手研ぎと電動の判断ライン:騒音・振動疲労の比較
すべての研磨を電動でやる必要はありません。当て木に紙やすりを巻く手研ぎで十分な場面も多く、逆に電動でしか現実的でない場面もあります。この判断ラインを間違えると、集合住宅で騒音トラブルを招いたり、無駄に体を疲れさせたりします。
手研ぎで足りる範囲
手研ぎ(当て木+紙やすり)が向くのは、面積が狭い・繊細なコントロールが要る・電動を出すほどでもない作業です。具体的には、建具の面取り部、細い桟(さん)、パテ1〜2箇所の局所研ぎ、塗装の重ね塗り前の軽い足付けなどです。当て木を使うのは、手のひらだけで研ぐと圧力が不均一になり面が波打つからで、平らな木片やゴムブロックに紙やすりを巻くだけで仕上がりが段違いに平滑になります。

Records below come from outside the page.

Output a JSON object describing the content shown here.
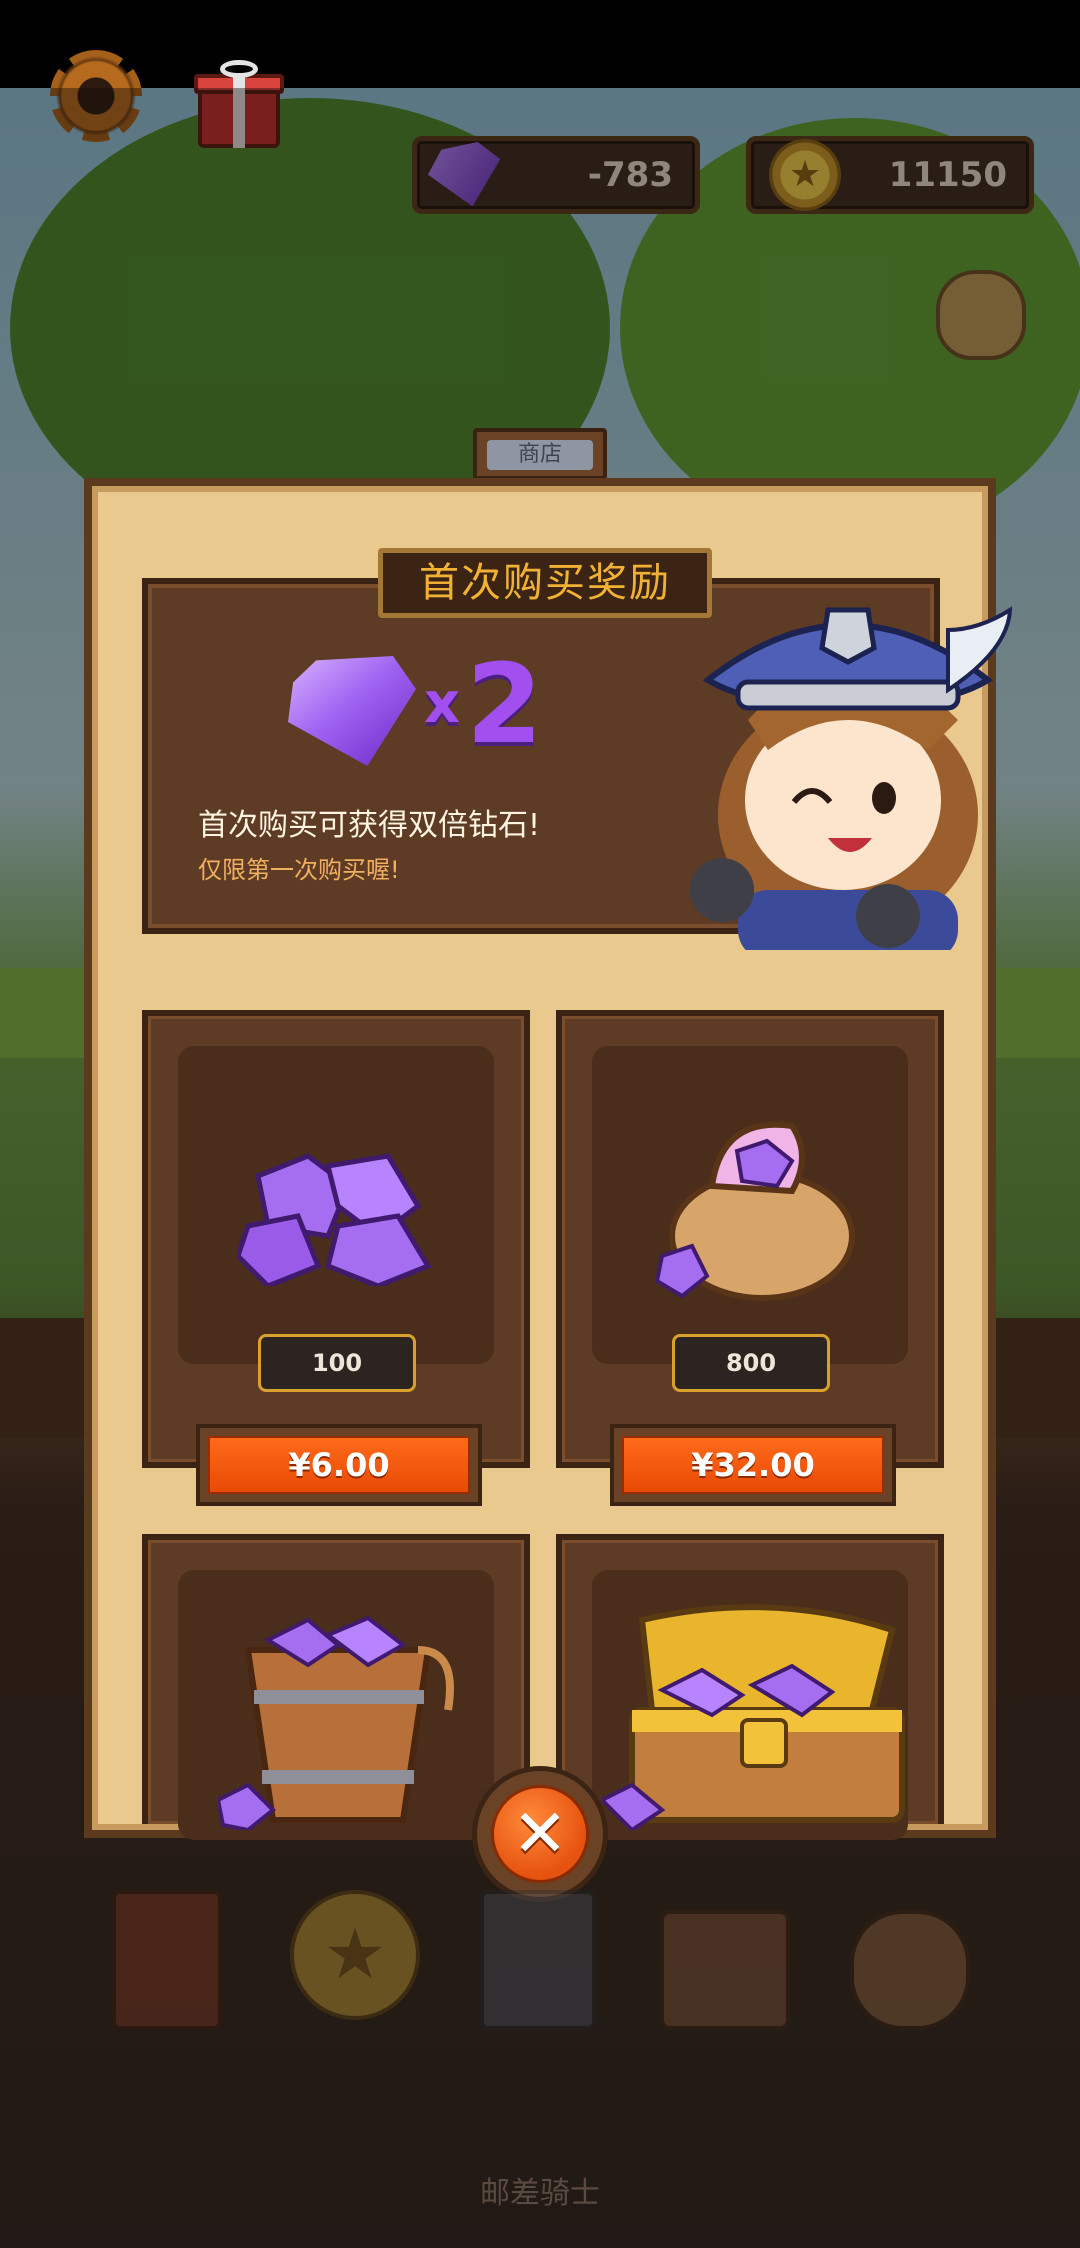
{
  "hud": {
    "settings_icon": "gear-icon",
    "gift_icon": "gift-icon",
    "gems": "-783",
    "coins": "11150"
  },
  "shop": {
    "tab_label": "商店",
    "promo": {
      "title": "首次购买奖励",
      "multiplier": "2",
      "multiplier_prefix": "x",
      "headline": "首次购买可获得双倍钻石!",
      "note": "仅限第一次购买喔!"
    },
    "packs": [
      {
        "quantity": "100",
        "price": "¥6.00",
        "icon": "gem-pile-icon"
      },
      {
        "quantity": "800",
        "price": "¥32.00",
        "icon": "gem-sack-icon"
      },
      {
        "icon": "gem-bucket-icon"
      },
      {
        "icon": "gem-chest-icon"
      }
    ],
    "close_icon": "close-icon"
  },
  "bottom_nav": {
    "icons": [
      "book-icon",
      "star-coin-icon",
      "card-deck-icon",
      "bag-icon",
      "coin-sack-icon"
    ],
    "label": "邮差骑士"
  },
  "colors": {
    "panel": "#e9c98e",
    "card": "#5e3b24",
    "price_button": "#ff6a1a",
    "title_gold": "#f1b234",
    "gem_purple": "#a24ff0"
  }
}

目安として、研ぐ総面積が1平米未満なら、電動を出して配線を整える手間より手研ぎのほうが早いことが多い、というのが私の判断ラインです。
電動に切り替える判断と騒音・振動の比較
面積が数平米を超える、旧塗膜のように硬く量を削る必要がある、複数室をまとめて処理する——こうした場合は迷わず電動です。ただし電動には騒音と振動疲労という2つのコストが伴います。オービタルやランダムアクションの動作音はおおむね掃除機と同程度の生活騒音レベルですが、集合住宅では時間帯への配慮が欠かせません。私は賃貸物件での電動研磨は平日日中に限り、早朝・夜間・休日午前は避ける、という自主ルールを設けています。振動疲労については、ランダムアクションが最も強く、長時間握ると手指のしびれや握力低下を招きます。

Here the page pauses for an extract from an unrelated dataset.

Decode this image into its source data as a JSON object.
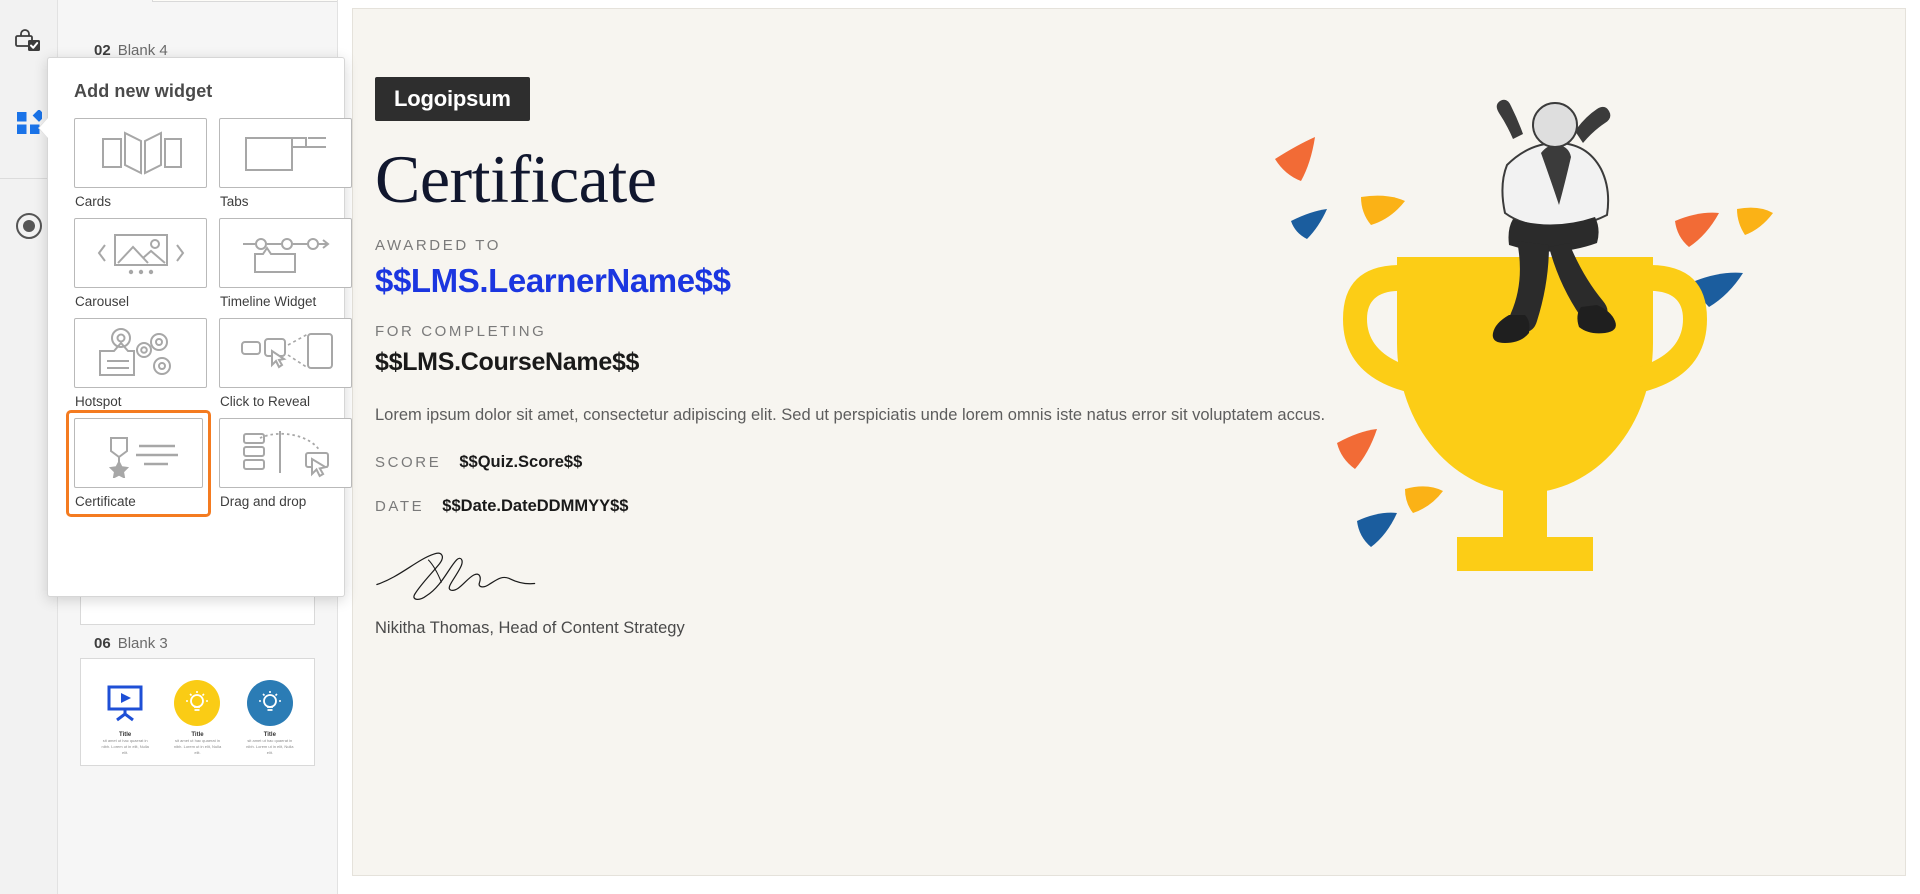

振動疲労と連続作業の目安を方式別に整理すると、次のようになります。手研ぎは研削力こそ小さいものの振動はなく、疲れるのは腕だけで、狭所や1平米未満の局所に向きます。オービタルは研削力が中程度で振動は軽く、30〜40分ごとに小休止を挟めば無理なく続けられます。ランダムアクションは研削力が最も大きい代わりに振動も強く、握力低下やしびれを避けるため20分ごとの小休止を私は推奨しています。つまり、削る力が上がるほど振動という代償も比例して大きくなる、というトレードオフを前提に作業時間を組むことが肝心です。
私は連続作業では、防振手袋を着け、ランダムアクションは20分・オービタルは40分を目安に一度手を休めるようにしています。機械設計の視点では、振動は累積曝露で影響が出るため、1日の総研磨時間を管理し、休憩を挟んで分散させるのが合理的です。急いで一気に終わらせようとして手を痛めれば、その後の作業がすべて止まり、かえって高くつきます。

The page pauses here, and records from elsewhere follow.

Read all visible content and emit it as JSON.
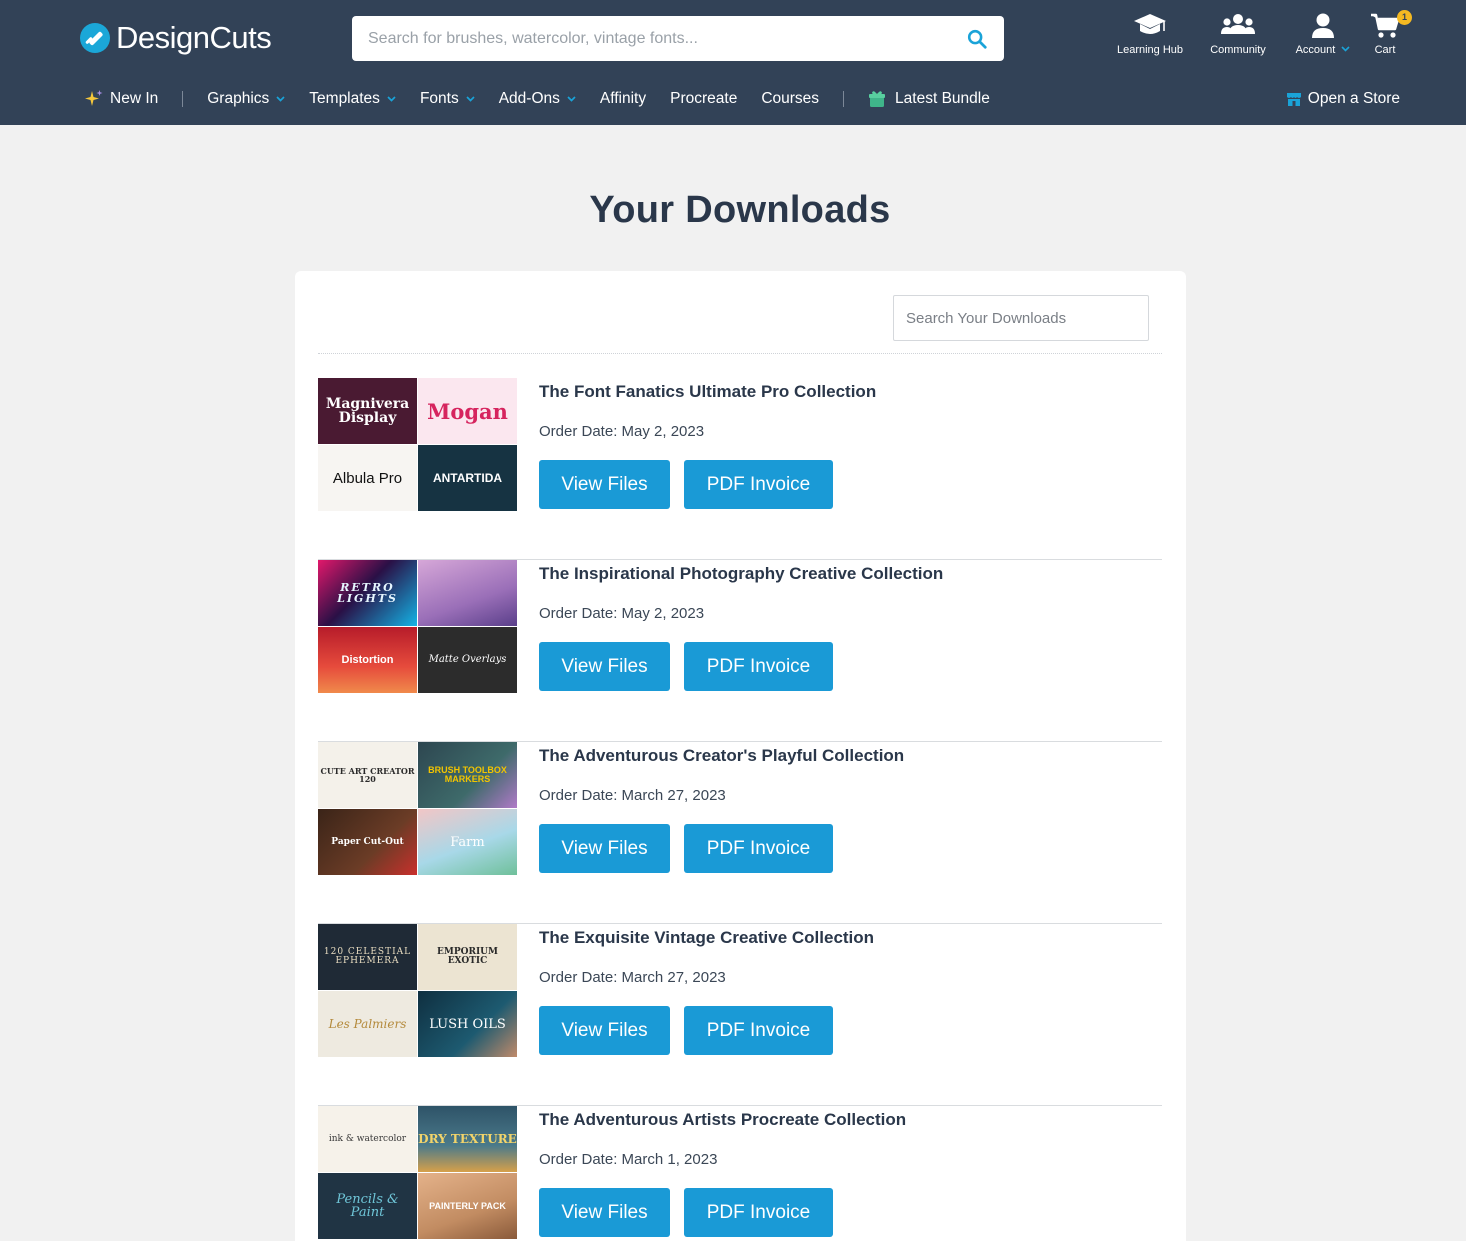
{
  "brand": {
    "name": "DesignCuts",
    "accent": "#1a9ad6",
    "header_bg": "#324257"
  },
  "search": {
    "placeholder": "Search for brushes, watercolor, vintage fonts..."
  },
  "top_icons": {
    "learning_hub": "Learning Hub",
    "community": "Community",
    "account": "Account",
    "cart": "Cart",
    "cart_count": "1"
  },
  "nav": {
    "new_in": "New In",
    "graphics": "Graphics",
    "templates": "Templates",
    "fonts": "Fonts",
    "add_ons": "Add-Ons",
    "affinity": "Affinity",
    "procreate": "Procreate",
    "courses": "Courses",
    "latest_bundle": "Latest Bundle",
    "open_store": "Open a Store"
  },
  "page": {
    "title": "Your Downloads",
    "search_placeholder": "Search Your Downloads"
  },
  "orders": [
    {
      "title": "The Font Fanatics Ultimate Pro Collection",
      "date": "Order Date: May 2, 2023",
      "view_label": "View Files",
      "pdf_label": "PDF Invoice",
      "thumbs": [
        {
          "text": "Magnivera Display",
          "bg": "#4a1a32",
          "fg": "#ffffff"
        },
        {
          "text": "Mogan",
          "bg": "#fbe7ef",
          "fg": "#d6245e"
        },
        {
          "text": "Albula Pro",
          "bg": "#f7f5f2",
          "fg": "#111111"
        },
        {
          "text": "ANTARTIDA",
          "bg": "#163342",
          "fg": "#ffffff"
        }
      ]
    },
    {
      "title": "The Inspirational Photography Creative Collection",
      "date": "Order Date: May 2, 2023",
      "view_label": "View Files",
      "pdf_label": "PDF Invoice",
      "thumbs": [
        {
          "text": "RETRO LIGHTS",
          "bg": "#2a1046",
          "fg": "#e6f6ff"
        },
        {
          "text": "",
          "bg": "#9a6fb8",
          "fg": "#ffffff"
        },
        {
          "text": "Distortion",
          "bg": "#cf2630",
          "fg": "#ffffff"
        },
        {
          "text": "Matte Overlays",
          "bg": "#2c2c2c",
          "fg": "#ffffff"
        }
      ]
    },
    {
      "title": "The Adventurous Creator's Playful Collection",
      "date": "Order Date: March 27, 2023",
      "view_label": "View Files",
      "pdf_label": "PDF Invoice",
      "thumbs": [
        {
          "text": "CUTE ART CREATOR 120",
          "bg": "#f4f1ea",
          "fg": "#2a2a2a"
        },
        {
          "text": "BRUSH TOOLBOX MARKERS",
          "bg": "#2d4650",
          "fg": "#f2c400"
        },
        {
          "text": "Paper Cut-Out",
          "bg": "#5a3524",
          "fg": "#ffffff"
        },
        {
          "text": "Farm",
          "bg": "#a8d8e8",
          "fg": "#ffffff"
        }
      ]
    },
    {
      "title": "The Exquisite Vintage Creative Collection",
      "date": "Order Date: March 27, 2023",
      "view_label": "View Files",
      "pdf_label": "PDF Invoice",
      "thumbs": [
        {
          "text": "120 CELESTIAL EPHEMERA",
          "bg": "#1f2a36",
          "fg": "#e8dcc0"
        },
        {
          "text": "EMPORIUM EXOTIC",
          "bg": "#ece4d2",
          "fg": "#2a2a2a"
        },
        {
          "text": "Les Palmiers",
          "bg": "#eeeae0",
          "fg": "#b48a3c"
        },
        {
          "text": "LUSH OILS",
          "bg": "#163c50",
          "fg": "#ffffff"
        }
      ]
    },
    {
      "title": "The Adventurous Artists Procreate Collection",
      "date": "Order Date: March 1, 2023",
      "view_label": "View Files",
      "pdf_label": "PDF Invoice",
      "thumbs": [
        {
          "text": "ink & watercolor",
          "bg": "#f6f2ea",
          "fg": "#3a3a3a"
        },
        {
          "text": "DRY TEXTURE",
          "bg": "#2e5368",
          "fg": "#f2d46a"
        },
        {
          "text": "Pencils & Paint",
          "bg": "#203444",
          "fg": "#6fc6d8"
        },
        {
          "text": "PAINTERLY PACK",
          "bg": "#c28c62",
          "fg": "#ffffff"
        }
      ]
    }
  ]
}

まとめ:方式・番手・集塵の3点を押さえれば研磨は怖くない
賃貸原状回復の研磨は、道具と手順さえ体系立てれば、業者費用の1/5以下で業者と遜色ない下地をつくれる、費用対効果の極めて高いDIYです。最後に要点を整理します。第一に、サンダーは「量を削るランダムアクション・仕上げのオービタル・角のデルタ」の3方式を作業で使い分け、1台目はオービタルから揃える。第二に、番手は#80→#120→#240と段階を飛ばさず、飛ばせば必ず塗装後のムラとして跳ね返る。第三に、パテ研ぎは乾燥時間を守り、こまめにペーパーを叩いて目詰まりを防ぐ。第四に、素材ごとに推奨番手を変え、薄い突板やプリント合板では圧力と時間を絞って削りすぎを防ぐ。第五に、面ファスナー式ペーパーは1部屋あたり5枚・数百円が標準で、コストは業者費用に比べれば誤差の範囲。第六に、ダストポート接続で粉塵を9割減らし、健康と清掃時間の両方を守る。そして第七に、1平米未満は手研ぎ、それ以上や硬い旧塗膜は電動、と面積と硬さで判断し、騒音と振動疲労に配慮して休憩を挟む。私自身、この体系にたどり着くまでに建具1枚3万円やパテ研ぎのペーパー無駄遣いなど、いくつもの授業料を払ってきました。この記事がその授業料を肩代わりできれば幸いです。なお、古い塗膜の有害成分や集合住宅の騒音規約など、物件の条件によっては専門的な確認が必要な事項もありますので、不明点は各分野の専門家や管理会社に確認しながら進めてください(2026年時点)。